Salió de la habitación y cruzó el pasillo hasta la cocina, en la parte trasera de la casa, donde Bess, la cocinera de los Ramsay, lo esperaba. Sonrojada y nerviosa, había estado aguardando su llegada, y Sam había visto su cara roja en la ventana de la cocina mientras quitaba el pestillo de la verja de atrás. Antes de que Sal y él hubieran cruzado el patio de ladrillos, la puerta se abrió de par en par y apareció la rolliza figura de Bess, vestida de blanco.
—Ay, Sam, dime… ¿se sabe algo?
Su señora le había dado instrucciones de enseñarle el teléfono para que pudiera llamar a Ada. De nuevo en la cocina, la encontró esta vez pelando guisantes en la mesa, y supuso que había estado intentando mantenerse ocupada hasta su regreso. Su expresión se demudó al reparar en la de él.
—Ada ha hablado con la hermana de Eddie. Llamó hace una hora. Recibieron una postal suya hace una semana, dijo, pero en ella no mencionaba nada de ir a casa. No saben dónde está.
—¿Pero cómo puede haber desaparecido sin más? No tiene sentido. —Los campechanos rasgos de Bess aparecían desfigurados de preocupación. Parecía estar al borde del llanto. Sam sólo pudo sacudir la cabeza.
Había estado reflexionando sobre el asunto, no obstante, dándole vueltas en su cabeza. El proceso había comenzado antes incluso de su llegada a Oak Green. Mientras caminaba desde la granja de los Coyne, soplándose los dedos contra el frío cortante, que había regresado al entrar la tarde, se le había ocurrido que a Eddie debía de haberle pasado algo, o bien camino de Hove, si es que había decidido ir a casa, después de todo, o en alguna otra parte. Que podría haber resultado herido en un accidente, golpeado por un coche, quizá, o lastimado de cualquier otro modo, y ahora estaría convaleciente en el hospital. Inconsciente, sin duda, pues de lo contrario le habría dicho a alguien quién era, y la policía se habría puesto en contacto con su familia.
Al principio Sam había rehuido esa idea. No había perdido la esperanza de que el misterio se pudiera resolver cuando hablara con su esposa; que ésta habría recibido noticias de Hove relacionadas con el paradero de Eddie. Pero tras acabar de escuchar lo peor, se veía obligado a retomar su anterior razonamiento, por preocupante que fuera. Se daba cuenta de que había que agarrar el toro por los cuernos.

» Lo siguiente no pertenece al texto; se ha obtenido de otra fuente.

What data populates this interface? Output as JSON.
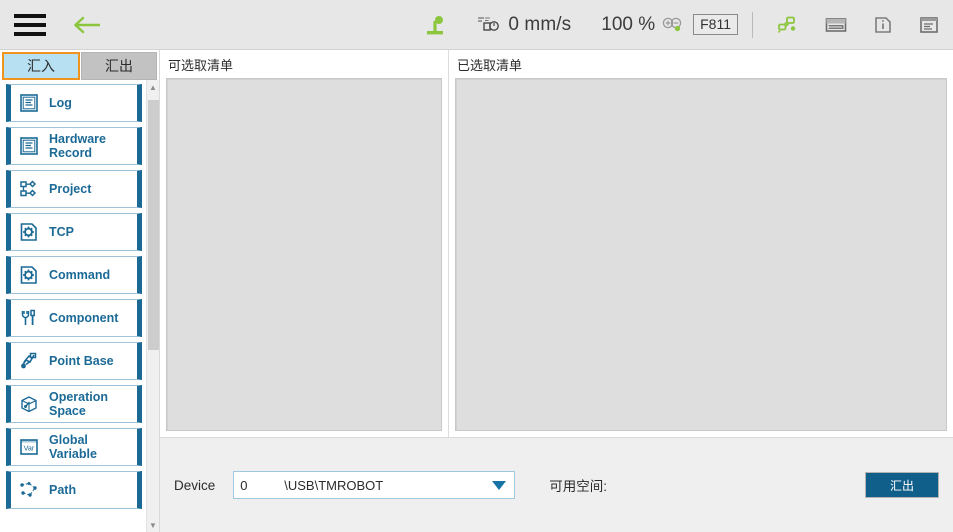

—¿Cuándo esperas que llegue a casa la señora Ramsay, cariño? —Le planteó la pregunta a Bess con delicadeza. No quería compartir sus temores con ella. La pobre ya estaba bastante preocupada. Saltaba a la vista que se había encariñado de Eddie, lo cual podría ser una simple fantasía por lo que a su antiguo camarada respectaba, pero no por eso era menos real para ella. Bess estaba sentada ahora, mirando fijamente la fuente de guisantes pelados que tenía delante, con el brillo de las lágrimas contenidas resplandeciendo en sus ojos—. Me dijo que estaría jugando al bridge.
—Es verdad… —Bess volvió en sí con un medio sollozo. Se recogió un mechón de pelo bajo la gorra blanca—. Ha ido a Petersfield. Me dijo que intentaría volver no muy tarde…
Sam soltó un gruñido. Esperaba que la señora de la casa estuviera allí, bien para compartir su carga de preocupación o, mejor todavía, para decirle que sus temores eran infundados. Pero vio que debería actuar por su cuenta.
—¿Puedo usar el teléfono otra vez? —Se puso de pie—. Si no es molestia.
—¿El teléfono? Sí, claro… pero, ¿por qué? —Bess lo miró, pestañeando—. ¿Para qué, Sam?
—Lo siento, cariño. Alguien tiene que hacerlo. —No podría seguir ocultándole su preocupación, y con un suspiro estiró el brazo por encima de la mesa para darle unas palmaditas en el hombro—. Hay que averiguar si le ha ocurrido algo a Eddie. Voy a llamar a la policía.